1775-01-25, de Voltaire [François Marie Arouet] à Louis François Armand Du Plessis, duc de Richelieu.

Pardonnez moi, je vous en suplie, de vous avoir importuné si indiscrètement.
Mais en vérité, Monseigneur, pouvais-je imaginer que les préliminaires de cette maudite affaire avec Made De St Vincent, vous coûteraient quarante mille Livres? La justice, dit-on, devait se rendre gratis avant la renaissance des anciens parlements. Quel gratis que quarante mille francs d'entrée de jeu, et celà parce que l'on a voulu vous voler!

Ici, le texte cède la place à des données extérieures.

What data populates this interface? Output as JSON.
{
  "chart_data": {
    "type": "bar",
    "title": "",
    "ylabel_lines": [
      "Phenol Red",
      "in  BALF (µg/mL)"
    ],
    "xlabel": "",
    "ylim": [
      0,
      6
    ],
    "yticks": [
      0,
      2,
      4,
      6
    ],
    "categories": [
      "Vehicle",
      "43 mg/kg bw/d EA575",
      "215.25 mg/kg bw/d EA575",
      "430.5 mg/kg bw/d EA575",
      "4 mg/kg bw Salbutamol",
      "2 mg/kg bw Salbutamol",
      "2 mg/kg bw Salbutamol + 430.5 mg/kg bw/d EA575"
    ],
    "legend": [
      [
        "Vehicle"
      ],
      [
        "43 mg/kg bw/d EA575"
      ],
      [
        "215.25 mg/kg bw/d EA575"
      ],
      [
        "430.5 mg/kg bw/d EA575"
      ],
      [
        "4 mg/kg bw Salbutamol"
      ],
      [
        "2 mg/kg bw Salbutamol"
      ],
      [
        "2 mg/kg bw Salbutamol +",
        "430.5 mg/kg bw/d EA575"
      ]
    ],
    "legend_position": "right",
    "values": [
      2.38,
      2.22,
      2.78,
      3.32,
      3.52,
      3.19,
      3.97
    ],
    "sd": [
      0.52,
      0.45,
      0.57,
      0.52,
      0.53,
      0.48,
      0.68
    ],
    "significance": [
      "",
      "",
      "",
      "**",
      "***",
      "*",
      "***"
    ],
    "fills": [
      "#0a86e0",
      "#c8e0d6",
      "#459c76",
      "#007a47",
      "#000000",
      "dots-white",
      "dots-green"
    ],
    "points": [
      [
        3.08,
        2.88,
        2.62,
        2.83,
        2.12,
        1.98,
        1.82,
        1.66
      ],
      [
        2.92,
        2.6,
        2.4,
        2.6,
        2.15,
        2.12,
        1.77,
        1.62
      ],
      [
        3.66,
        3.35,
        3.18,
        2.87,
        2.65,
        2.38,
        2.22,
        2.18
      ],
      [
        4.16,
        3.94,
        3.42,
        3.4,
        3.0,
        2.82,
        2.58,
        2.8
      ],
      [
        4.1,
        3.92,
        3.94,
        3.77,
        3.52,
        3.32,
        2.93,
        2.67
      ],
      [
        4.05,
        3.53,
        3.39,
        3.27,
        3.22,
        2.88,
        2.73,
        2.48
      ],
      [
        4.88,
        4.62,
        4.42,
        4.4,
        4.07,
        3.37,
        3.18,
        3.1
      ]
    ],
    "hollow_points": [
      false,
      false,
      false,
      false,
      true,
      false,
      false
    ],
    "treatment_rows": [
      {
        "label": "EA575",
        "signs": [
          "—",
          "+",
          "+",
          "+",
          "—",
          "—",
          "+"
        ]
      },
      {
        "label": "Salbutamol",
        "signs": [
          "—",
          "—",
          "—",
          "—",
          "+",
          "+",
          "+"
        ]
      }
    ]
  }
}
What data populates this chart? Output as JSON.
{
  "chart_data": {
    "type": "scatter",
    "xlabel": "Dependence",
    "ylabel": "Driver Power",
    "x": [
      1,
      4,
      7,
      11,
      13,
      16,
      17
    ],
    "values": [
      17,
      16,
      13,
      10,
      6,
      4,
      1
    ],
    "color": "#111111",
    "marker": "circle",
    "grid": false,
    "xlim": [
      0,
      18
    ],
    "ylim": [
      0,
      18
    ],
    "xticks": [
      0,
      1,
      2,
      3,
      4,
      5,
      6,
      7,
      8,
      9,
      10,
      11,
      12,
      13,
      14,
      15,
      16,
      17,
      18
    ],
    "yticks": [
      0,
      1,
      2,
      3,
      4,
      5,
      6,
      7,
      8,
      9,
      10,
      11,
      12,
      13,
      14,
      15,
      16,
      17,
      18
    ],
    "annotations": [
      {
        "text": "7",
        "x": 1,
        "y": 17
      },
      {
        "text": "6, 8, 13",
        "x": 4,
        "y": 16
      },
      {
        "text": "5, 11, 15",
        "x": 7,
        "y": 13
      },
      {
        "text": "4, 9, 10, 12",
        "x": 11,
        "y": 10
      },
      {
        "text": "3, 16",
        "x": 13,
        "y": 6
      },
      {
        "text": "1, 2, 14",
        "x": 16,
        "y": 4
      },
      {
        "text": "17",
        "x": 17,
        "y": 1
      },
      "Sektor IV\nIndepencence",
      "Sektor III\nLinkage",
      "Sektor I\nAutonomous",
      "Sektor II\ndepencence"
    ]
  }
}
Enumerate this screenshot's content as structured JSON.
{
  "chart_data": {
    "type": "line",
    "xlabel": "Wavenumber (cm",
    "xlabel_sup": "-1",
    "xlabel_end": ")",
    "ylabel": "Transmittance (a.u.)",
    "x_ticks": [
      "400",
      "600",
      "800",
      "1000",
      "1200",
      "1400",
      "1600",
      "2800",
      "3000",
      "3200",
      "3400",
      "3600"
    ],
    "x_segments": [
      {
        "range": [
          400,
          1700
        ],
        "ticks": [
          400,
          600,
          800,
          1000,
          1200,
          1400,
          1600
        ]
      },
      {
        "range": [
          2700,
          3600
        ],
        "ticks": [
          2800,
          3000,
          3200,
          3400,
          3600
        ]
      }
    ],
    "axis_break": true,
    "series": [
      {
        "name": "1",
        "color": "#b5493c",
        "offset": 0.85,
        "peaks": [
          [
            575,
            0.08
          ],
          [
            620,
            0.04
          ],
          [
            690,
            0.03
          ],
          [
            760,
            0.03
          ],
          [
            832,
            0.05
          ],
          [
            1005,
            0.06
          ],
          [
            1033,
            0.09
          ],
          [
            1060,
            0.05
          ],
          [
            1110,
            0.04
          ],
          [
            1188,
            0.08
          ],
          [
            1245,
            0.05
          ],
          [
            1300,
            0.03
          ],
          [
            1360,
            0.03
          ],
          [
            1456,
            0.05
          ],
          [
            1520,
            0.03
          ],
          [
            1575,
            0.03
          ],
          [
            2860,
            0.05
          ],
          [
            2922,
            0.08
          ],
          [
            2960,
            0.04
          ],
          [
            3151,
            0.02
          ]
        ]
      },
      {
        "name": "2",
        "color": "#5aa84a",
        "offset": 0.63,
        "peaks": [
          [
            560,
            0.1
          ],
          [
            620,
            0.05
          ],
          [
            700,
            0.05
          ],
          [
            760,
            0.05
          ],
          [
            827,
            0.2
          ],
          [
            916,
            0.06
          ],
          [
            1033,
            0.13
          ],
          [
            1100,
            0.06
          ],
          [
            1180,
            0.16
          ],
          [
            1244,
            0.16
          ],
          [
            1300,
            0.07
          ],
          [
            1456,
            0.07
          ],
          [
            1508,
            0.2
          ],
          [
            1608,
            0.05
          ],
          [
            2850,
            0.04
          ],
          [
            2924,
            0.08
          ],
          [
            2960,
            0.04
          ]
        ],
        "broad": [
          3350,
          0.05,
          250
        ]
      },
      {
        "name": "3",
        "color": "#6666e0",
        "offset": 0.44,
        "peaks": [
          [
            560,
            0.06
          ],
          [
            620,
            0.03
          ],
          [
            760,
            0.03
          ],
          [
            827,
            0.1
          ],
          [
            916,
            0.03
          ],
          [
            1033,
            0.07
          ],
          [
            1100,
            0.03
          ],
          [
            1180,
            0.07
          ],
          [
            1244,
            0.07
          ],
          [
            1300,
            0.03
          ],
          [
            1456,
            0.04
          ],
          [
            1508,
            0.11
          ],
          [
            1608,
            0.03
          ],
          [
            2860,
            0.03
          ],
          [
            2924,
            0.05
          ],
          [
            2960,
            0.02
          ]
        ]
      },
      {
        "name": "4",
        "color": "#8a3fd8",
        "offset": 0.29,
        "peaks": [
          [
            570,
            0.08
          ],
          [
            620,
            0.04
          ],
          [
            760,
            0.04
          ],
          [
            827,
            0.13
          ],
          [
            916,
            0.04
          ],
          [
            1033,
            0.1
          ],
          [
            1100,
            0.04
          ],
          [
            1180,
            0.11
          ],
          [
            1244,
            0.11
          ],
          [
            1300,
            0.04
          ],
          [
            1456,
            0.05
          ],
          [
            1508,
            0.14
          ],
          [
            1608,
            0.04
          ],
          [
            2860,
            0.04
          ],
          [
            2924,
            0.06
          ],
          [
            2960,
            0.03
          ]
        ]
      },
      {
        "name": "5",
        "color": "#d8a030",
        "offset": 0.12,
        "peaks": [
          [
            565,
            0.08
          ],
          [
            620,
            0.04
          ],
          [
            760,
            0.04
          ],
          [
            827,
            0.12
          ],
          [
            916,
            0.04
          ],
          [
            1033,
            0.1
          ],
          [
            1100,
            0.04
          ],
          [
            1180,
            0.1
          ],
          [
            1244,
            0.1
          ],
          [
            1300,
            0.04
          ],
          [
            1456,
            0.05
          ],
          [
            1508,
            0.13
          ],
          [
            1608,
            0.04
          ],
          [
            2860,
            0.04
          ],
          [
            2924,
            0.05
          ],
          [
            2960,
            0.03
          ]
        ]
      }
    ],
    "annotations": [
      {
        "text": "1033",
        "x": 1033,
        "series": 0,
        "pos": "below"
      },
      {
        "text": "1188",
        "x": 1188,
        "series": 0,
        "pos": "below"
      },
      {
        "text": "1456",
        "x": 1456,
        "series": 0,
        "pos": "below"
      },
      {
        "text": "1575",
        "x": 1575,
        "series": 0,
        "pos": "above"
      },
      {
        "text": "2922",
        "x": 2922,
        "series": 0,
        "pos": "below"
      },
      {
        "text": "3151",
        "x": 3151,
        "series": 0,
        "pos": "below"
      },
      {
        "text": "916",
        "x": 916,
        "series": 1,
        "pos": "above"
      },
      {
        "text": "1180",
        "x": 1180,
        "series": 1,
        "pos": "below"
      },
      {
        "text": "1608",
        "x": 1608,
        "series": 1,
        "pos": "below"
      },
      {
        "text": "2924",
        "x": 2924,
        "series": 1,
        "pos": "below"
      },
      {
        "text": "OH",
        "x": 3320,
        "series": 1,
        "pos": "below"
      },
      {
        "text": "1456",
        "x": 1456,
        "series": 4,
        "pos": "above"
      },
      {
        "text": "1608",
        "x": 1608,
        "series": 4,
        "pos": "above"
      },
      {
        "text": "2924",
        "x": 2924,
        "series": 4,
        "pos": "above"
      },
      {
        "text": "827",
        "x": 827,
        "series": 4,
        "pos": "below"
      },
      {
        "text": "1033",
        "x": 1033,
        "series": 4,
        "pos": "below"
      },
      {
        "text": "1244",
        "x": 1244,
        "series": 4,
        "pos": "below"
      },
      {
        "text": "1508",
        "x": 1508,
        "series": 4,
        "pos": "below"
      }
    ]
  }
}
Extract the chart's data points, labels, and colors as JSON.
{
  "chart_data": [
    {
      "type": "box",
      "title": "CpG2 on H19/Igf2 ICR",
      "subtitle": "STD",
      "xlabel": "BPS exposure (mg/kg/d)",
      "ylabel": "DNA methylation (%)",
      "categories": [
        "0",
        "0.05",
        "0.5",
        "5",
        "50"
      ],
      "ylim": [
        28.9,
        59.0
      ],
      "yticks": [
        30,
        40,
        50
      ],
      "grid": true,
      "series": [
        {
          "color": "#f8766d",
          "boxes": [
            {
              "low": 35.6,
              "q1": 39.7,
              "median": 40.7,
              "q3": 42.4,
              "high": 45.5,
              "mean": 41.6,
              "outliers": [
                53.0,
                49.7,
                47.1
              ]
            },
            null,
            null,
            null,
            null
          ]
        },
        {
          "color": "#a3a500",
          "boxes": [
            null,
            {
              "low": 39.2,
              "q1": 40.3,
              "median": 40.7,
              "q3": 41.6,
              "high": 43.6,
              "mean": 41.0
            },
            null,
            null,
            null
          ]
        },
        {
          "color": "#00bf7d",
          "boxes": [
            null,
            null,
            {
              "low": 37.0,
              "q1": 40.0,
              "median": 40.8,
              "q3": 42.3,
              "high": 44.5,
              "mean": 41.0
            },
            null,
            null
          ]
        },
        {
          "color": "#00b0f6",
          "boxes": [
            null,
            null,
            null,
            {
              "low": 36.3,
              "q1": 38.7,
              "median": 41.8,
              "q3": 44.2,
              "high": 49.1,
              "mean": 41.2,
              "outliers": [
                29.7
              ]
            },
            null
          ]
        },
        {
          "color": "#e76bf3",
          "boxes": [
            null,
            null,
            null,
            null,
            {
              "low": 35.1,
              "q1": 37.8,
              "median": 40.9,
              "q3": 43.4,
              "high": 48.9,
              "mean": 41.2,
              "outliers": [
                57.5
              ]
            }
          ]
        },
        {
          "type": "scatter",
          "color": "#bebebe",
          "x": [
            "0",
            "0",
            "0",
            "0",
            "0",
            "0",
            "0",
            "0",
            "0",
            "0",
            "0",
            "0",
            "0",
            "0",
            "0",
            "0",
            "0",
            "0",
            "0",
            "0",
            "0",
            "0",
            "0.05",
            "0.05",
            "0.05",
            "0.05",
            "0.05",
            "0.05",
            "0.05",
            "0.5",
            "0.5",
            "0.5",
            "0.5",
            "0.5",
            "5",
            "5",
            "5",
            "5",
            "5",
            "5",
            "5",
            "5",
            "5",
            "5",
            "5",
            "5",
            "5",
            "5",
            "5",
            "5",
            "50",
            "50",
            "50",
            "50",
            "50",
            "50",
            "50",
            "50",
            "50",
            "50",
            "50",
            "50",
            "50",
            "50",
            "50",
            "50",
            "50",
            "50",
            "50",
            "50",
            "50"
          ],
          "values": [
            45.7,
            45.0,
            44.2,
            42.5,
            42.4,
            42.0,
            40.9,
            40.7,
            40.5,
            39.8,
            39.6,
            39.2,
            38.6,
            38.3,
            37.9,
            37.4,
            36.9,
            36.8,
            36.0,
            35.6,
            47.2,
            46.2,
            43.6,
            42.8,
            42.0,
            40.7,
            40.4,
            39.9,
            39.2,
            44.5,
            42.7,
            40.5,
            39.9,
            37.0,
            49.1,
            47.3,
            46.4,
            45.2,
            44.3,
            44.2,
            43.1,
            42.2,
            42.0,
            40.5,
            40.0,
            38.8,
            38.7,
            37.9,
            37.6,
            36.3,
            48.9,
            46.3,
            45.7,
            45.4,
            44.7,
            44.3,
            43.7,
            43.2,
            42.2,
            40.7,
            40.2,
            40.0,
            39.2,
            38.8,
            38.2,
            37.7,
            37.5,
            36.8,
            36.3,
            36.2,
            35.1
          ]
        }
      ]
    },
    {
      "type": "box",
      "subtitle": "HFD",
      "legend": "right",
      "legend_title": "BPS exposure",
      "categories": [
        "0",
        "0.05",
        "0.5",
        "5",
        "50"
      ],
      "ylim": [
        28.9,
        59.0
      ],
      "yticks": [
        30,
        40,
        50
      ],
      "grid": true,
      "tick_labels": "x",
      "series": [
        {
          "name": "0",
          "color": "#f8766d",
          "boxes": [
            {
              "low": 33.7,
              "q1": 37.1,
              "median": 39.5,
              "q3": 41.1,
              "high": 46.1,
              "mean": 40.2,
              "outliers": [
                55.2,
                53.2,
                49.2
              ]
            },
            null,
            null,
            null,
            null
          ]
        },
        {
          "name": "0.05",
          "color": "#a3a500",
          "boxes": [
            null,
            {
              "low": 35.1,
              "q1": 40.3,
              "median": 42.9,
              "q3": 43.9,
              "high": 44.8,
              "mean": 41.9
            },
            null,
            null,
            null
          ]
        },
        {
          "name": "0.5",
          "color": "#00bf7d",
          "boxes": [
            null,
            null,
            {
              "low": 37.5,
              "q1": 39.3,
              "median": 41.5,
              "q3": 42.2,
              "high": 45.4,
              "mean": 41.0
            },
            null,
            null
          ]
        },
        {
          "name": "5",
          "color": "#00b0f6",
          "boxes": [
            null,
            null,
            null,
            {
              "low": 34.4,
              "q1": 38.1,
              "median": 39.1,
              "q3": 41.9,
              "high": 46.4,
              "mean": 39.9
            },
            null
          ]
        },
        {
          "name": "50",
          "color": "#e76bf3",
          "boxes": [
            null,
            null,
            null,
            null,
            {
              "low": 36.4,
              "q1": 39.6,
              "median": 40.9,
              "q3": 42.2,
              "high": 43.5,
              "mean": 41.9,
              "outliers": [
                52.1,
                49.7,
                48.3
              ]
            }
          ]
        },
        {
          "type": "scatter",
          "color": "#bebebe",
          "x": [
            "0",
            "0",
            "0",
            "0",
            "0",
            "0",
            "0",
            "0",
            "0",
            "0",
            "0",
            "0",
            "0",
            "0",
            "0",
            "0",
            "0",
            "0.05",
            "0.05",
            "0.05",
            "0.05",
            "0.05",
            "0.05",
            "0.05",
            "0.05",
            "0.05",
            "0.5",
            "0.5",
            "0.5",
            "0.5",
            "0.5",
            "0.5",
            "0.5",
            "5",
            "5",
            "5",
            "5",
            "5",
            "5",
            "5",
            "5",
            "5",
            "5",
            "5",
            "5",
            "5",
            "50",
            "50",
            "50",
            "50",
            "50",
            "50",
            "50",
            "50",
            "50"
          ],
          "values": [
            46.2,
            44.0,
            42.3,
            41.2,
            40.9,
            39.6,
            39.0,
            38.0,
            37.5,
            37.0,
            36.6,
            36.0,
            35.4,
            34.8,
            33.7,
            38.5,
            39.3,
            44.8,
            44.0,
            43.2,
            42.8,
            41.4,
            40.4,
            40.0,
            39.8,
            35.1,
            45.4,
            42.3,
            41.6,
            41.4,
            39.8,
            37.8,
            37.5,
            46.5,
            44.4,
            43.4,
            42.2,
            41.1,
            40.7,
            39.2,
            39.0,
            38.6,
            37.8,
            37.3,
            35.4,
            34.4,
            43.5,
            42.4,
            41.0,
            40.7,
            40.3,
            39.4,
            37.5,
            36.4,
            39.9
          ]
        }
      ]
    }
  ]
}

Ce n'était qu'à la dernière extrêmité que j'avais recours à vos bontés, aiant mis prèsque tout mon bien sur Mr Le Duc De Virtemberg, sur Mr Le Duc de Bouillon et sur le Roi, et n'étant paié de personne; aiant eu l'impertinence de bâtir une espèce de jolie petite ville, et étant accablé par les demandes continuelles de trente manufacturiers qu'il faut soutenir. Ma tête qui n'est pas plus grosse que rien, ne pouvait porter tous ces fardeaux, et j'étais au désespoir, lequel désespoir était encor augmenté par la mort du notaire La Leu, qui par quelques avances m'empêchait de me jetter par la fenêtre.

J'ai bien mal pris mon temps auprès de vous, je l'avoue; mais vôtre indulgence me rassure.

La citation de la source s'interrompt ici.